- Theatrical release poster
- Directed by: Erik Nelson
- Produced by: Amy Briamonte
- Edited by: Paul Marengo
- Music by: Mark Leggett
- Production companies: CBS Media Ventures; Creative Differences; Shout! Studios;
- Distributed by: Kino Lorber
- Release date: October 9, 2024 (United States);
- Running time: 108 minutes
- Country: United States
- Language: English

= Daytime Revolution =

2024 documentary film

Daytime Revolution is a 2024 American documentary film directed by Erik Nelson and starring John Lennon and Yoko Ono. The film covers the week in February 1972 when Lennon and Ono co-hosted five editions of the American daytime TV programme The Mike Douglas Show. The programs combined discussions of current affairs and musical performances, with guests including Chuck Berry, George Carlin, Ralph Nader and Jerry Rubin.

== Synopsis ==
The film interleaves restored excerpts from the five episodes, 14–18 February 1972, of The Mike Douglas Show co-hosted with Douglas by John Lennon and Yoko Ono, with newly filmed interviews with some of the participants, and contextual archive news coverage.

== Cast ==

(alphabetical)
- Chuck Berry
- George Carlin
- E.V. Di Massa Jr.
- Mike Douglas
- Chris Iijima
- John Lennon
- Nobuko Miyamoto
- Ralph Nader
- Yoko Ono
- Vivian Reed
- David Rosenboom
- Jerry Rubin
- Gary E. Schwartz
- Bobby Seale
- Hilary Redleaf Stillman
- The Plastic Ono Band with Elephant's Memory
- Yellow Pearl

== Reception ==
In The New York Times Jeannette Catsoulis wrote: "The most shocking takeaway from the movie is how tame it feels. The mood is overwhelmingly congenial and playful, with Ono’s dippier contributions drawing titters from the audience and occasional bafflement from her perpetually gum-chewing husband. ... But for Daytime Revolution to live up to its name and become more than a curious cultural artifact would require a richer historical context, an explanation of why these people mattered and why their views were so feared by the White House. ... The movie’s quiet star is Douglas himself. Whether gently asking a tense Rubin about his upbringing, or helping Ono with her 'box of smiles,' Douglas’s kindness and intellectual curiosity are more compelling than any political argument."

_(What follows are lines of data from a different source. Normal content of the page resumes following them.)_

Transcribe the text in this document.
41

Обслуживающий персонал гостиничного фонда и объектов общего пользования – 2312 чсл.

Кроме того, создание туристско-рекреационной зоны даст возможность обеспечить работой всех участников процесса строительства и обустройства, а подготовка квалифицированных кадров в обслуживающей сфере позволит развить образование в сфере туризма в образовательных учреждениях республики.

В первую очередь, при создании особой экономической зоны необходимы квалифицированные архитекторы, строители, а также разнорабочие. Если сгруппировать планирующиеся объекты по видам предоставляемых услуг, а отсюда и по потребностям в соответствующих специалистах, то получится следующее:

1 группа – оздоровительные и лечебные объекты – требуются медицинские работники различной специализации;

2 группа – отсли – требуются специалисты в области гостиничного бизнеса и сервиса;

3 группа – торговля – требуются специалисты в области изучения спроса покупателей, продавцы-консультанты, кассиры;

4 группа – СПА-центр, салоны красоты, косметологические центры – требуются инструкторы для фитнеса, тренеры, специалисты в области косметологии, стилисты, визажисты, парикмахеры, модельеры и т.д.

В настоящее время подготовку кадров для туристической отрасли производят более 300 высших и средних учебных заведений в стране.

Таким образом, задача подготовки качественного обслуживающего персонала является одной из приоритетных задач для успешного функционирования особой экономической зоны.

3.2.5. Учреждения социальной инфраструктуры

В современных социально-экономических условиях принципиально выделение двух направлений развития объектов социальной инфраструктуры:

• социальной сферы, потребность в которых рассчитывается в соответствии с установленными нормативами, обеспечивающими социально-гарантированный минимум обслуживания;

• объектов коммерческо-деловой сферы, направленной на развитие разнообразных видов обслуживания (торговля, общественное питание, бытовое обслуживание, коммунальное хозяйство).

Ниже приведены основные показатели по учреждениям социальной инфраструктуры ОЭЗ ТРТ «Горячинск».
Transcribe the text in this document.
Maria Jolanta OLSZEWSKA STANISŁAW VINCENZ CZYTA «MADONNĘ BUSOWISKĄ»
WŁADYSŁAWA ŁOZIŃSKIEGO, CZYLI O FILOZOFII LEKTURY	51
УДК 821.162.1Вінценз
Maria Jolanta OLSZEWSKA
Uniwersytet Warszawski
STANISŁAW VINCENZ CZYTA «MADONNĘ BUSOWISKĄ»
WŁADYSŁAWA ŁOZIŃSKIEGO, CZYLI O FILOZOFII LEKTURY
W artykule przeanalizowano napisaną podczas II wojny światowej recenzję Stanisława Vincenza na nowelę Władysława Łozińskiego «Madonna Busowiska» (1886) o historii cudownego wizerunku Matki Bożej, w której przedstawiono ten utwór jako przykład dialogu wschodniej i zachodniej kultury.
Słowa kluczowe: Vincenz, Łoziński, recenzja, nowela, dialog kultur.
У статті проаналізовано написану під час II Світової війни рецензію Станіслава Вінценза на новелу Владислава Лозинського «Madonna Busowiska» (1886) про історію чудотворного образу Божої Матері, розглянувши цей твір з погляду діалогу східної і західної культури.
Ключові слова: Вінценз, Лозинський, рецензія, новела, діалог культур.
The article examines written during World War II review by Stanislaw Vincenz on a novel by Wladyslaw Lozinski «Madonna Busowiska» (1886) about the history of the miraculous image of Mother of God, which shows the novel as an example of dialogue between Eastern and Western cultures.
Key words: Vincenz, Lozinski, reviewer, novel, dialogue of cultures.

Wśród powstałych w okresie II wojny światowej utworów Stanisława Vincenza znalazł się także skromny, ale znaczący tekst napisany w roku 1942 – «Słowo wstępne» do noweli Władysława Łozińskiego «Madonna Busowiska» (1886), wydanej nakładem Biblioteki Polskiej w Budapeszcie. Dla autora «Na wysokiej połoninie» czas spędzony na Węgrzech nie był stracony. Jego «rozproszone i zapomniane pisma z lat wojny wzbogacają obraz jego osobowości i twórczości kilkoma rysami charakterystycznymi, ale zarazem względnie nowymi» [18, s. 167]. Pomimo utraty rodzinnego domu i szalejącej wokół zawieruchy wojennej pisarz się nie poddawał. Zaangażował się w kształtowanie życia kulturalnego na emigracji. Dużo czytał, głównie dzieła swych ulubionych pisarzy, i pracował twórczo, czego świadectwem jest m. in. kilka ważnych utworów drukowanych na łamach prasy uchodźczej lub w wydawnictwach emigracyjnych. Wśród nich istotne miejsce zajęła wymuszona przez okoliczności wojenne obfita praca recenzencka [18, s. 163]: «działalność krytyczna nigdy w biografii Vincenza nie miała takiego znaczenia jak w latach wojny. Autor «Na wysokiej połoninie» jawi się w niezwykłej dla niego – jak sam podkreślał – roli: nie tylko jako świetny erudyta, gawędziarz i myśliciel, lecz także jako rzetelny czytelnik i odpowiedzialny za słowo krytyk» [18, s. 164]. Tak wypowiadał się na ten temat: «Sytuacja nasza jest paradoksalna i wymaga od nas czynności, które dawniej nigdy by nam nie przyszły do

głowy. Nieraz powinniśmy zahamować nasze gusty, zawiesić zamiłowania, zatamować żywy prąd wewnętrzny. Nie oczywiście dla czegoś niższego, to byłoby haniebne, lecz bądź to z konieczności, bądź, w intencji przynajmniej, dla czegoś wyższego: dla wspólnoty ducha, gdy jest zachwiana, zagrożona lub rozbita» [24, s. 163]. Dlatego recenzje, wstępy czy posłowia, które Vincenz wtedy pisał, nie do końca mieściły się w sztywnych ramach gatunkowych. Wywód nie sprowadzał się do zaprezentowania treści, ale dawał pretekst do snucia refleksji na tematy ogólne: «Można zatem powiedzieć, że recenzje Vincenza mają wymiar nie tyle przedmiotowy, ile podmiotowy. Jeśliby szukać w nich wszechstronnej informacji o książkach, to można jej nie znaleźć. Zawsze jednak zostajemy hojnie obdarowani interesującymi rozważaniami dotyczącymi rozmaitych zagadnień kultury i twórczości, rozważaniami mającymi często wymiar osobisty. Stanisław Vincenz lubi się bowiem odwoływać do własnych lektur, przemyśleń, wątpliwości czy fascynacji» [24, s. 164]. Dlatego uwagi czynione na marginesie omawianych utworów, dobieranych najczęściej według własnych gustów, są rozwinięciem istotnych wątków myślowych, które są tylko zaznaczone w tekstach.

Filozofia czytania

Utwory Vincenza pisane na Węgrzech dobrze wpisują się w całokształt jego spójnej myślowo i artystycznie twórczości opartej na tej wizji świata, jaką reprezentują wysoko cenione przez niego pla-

In The Hollywood Reporter David Rooney wrote: "Attempts to integrate archival news footage of the time – Nixon’s China trip, Vietnam misinformation, marijuana alarmism, school busing protests – could be more seamless, but the footage from the shows is the rightful star. ... This recap of a unique and deeply sincere bid to demystify utopian ideals for the conservative masses using the platform of popular television offers a fascinating glimpse into a very different period in this country’s past."

Bill Kopp wrote in Goldmine: "Nelson is not at all heavy handed in his approach, eschewing a narrator and instead allowing the archival footage to make its own points. Contemporary commentary from the guests and staff adds weight, and makes clear that even in 1972, everyone involved appreciated that something important was happening."

== Home media ==
The film was released on Blu-Ray by Kino Lorber in 2024.